Nothing of significance would ever have or ever be accomplished without risk. No one in this world gets remembered for being boringly mundane. There are any number of examples of under-achievement in the self-published drivel being offered at a to remain unnamed mega-online outlet.

Go for a road trip, take in a concert outside of your usual comfortable listening habit, visit a church, tabernacle, or temple attended by a faith you have no reference to. Go to a land where you have no history or language. Learn to cook. Bake bread. Sew. Sail by wind power alone. Navigate without a GPS. Fly a plane or sky dive from one. Even if you never produce anything artistic - You will have led a life beyond the imaginations of the VAST majority of people crawling across the surface of this planet. When you finally come to the end of days you will know you have lived! But, just maybe, it will start a fire under that creative boiler that I believe exists inside every soul and you will be amazed at what's inside you!

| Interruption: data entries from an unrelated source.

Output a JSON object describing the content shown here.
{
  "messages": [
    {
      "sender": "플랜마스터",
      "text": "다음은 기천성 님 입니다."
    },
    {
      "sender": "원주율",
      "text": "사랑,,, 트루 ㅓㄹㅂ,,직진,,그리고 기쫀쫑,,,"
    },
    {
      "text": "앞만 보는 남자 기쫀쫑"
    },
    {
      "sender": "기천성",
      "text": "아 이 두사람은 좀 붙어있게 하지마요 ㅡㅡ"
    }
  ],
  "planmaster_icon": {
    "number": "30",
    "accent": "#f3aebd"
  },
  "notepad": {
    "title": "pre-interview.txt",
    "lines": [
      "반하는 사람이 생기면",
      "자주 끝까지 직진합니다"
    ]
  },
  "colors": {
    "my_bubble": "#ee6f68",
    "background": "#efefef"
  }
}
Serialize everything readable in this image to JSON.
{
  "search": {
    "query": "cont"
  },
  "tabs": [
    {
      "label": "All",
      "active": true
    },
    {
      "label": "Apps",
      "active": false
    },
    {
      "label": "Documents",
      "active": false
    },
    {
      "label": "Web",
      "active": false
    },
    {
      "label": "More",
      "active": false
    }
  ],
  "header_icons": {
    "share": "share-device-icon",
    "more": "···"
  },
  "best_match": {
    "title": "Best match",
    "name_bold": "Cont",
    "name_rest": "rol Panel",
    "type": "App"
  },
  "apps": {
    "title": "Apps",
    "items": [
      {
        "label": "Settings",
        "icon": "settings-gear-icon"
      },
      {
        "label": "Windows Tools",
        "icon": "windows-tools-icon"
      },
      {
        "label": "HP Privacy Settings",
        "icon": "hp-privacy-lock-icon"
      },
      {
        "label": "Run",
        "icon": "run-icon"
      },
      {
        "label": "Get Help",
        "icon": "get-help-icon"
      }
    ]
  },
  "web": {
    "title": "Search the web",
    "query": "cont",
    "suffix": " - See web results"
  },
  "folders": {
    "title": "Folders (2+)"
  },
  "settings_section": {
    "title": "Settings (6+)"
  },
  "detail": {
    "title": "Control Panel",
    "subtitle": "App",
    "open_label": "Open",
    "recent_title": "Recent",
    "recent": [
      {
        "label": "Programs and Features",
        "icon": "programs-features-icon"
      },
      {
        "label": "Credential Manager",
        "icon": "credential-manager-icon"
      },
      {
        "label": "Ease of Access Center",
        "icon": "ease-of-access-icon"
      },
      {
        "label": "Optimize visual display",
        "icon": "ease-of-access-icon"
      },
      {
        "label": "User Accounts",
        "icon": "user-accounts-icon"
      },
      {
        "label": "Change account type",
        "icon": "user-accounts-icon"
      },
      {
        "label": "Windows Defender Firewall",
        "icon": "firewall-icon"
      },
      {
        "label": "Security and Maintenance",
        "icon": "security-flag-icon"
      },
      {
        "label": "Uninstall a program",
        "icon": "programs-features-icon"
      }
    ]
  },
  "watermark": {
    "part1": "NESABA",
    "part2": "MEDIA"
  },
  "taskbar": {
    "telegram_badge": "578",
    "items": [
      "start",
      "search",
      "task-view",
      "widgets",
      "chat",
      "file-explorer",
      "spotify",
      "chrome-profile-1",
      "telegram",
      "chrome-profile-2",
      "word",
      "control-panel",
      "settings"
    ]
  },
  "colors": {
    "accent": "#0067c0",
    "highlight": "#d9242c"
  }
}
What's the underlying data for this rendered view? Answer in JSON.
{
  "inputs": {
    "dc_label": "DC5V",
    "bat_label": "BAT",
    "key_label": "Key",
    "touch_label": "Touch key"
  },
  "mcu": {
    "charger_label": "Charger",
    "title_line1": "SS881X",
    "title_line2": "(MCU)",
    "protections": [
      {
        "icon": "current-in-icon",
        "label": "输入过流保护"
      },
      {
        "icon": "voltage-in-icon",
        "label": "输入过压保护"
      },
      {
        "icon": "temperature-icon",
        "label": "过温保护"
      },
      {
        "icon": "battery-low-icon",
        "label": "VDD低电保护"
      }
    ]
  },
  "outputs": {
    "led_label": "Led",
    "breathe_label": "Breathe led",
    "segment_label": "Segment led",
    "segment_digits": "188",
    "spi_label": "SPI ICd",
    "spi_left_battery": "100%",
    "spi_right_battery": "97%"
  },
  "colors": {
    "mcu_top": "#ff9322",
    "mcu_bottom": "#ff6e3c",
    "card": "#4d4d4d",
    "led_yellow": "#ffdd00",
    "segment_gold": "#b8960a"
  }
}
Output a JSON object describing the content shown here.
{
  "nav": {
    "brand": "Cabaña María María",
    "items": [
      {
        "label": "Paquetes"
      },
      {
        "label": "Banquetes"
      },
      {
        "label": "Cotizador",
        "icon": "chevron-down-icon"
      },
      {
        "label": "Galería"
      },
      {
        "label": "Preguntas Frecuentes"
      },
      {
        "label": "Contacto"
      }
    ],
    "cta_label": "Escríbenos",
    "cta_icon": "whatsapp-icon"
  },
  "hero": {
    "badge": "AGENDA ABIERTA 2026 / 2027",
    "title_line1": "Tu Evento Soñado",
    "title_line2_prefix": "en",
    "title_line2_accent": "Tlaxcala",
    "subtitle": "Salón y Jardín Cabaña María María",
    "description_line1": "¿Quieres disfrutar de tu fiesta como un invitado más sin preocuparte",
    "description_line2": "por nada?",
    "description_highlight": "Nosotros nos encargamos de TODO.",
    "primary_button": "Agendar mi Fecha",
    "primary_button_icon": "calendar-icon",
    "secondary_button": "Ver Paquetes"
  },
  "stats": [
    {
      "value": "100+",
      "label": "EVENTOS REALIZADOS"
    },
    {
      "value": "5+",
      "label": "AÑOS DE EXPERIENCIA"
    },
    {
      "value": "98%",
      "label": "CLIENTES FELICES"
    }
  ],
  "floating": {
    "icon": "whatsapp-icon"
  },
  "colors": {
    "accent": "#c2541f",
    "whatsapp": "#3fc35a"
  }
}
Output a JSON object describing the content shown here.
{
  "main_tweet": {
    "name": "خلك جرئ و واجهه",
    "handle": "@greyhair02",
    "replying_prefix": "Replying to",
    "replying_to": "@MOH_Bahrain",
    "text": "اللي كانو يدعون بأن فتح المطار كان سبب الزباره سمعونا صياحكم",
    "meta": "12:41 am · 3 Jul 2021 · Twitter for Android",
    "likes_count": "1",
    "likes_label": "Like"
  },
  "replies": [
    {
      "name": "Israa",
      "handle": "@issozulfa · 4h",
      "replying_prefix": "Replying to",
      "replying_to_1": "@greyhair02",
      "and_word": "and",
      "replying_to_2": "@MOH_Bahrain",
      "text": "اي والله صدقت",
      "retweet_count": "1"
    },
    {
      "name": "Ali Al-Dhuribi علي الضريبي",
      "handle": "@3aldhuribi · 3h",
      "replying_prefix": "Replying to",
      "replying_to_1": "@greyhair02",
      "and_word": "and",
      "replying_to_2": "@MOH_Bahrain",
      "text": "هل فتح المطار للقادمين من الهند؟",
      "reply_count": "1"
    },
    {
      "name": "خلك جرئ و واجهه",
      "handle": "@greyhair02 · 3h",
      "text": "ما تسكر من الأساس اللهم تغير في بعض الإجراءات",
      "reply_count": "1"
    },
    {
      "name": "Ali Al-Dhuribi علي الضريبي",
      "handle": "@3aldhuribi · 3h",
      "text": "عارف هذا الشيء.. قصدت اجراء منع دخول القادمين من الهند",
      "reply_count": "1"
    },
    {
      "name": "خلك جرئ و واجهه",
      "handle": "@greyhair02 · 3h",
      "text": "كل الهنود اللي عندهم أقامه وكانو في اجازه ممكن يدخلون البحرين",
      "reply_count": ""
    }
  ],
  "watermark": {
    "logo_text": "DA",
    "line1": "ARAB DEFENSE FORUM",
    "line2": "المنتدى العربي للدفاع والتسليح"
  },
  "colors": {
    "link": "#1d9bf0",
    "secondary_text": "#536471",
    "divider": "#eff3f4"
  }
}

Thursday, February 1, 2018



Everyone wants to be part of a group. If for no other reason so you can behave like a Musk Ox when the wolves of reality start circling. You know you're familiar with the behavior. Trying to sink into the center of the herd so that when the predators make their move it's the ones on the fringe they take down.

That works for herd animals. Not so much for creative humans. Face it, we all go through it. I'm a poet so I hang around with poets. I'm a painter so I associate with painters. I play a kazoo so...You get the image, right?

It's not that being part of a community is a bad thing, unless that community is so afraid of criticism it avoids it like the dentist. Reacting with that, "Yes. I know the dentist is a necessity and I should occasionally submit to having him prod and poke me. But it huuurrrrtttssss!!!!" Of course the alternative is slow rot and decay. Which is the fate of a lot of people in the arts who barricade their egos inside a cuddly little group of ass-patters. People who tell them what wonderful examples of the aesthetic ideal they are and no one has the right to judge them. They all attend the same soirees. They all patronize the same venues and outlets. They all bore each other to tears with their patent, suffocating emptiness.

Truth is, if you're not being challenged by those around you - If you're not being pushed and prodded - Your chances of making any real headway starts to resemble an un-cared for water craft wallowing and sinking. If the people around you are so insecure in their own talent and dreams as to be deathly afraid of  rejection, they will never push you to be better than they see all the members of their clique or, God forbid, themselves! They may even take every opportunity to make sure you never rise on your own two feet to walk like Homo  Sapiens.

When you're seeking out the peers you deserve, find those with a brutal honesty. When you're looking for a place to publish, perform, or exhibit, aim higher than you ever though prudent. When you fail, take note of the possible reasons, get up off the floor, and try it again. Rewrite, repaint, rearrange. Then go right back into the maelstrom lashed to the mast. As the Samurai saying goes, "Three times down. Four times up."

I keep track of all my literary submissions in a spread sheet. There are a lot more entries in the "Rejected" category than any other. But I have had my successes and continue to do so. Last year was a marvelous year for my paintings and prints. I've won several prizes and now have art exhibited in a number of private homes. I've sat on a stage playing solo at a local Bluegrass festival and sweat and shook my way through the entire performance. But I did perform and was rewarded with some very kind applause. Every bit of it sharpened my desire and skill. Every bit of it made me a better artist.

When something I've submitted for consideration isn't accepted, it isn't a failure. It's a learning experience. I sit down with the piece and I say, how can I do this better. I solicit criticism, suggestion, and feedback. I research and experiment until I'm cross-eyed and dizzy. I write scared because I have learned if it doesn't scare the hell out of you, you're not trying hard enough!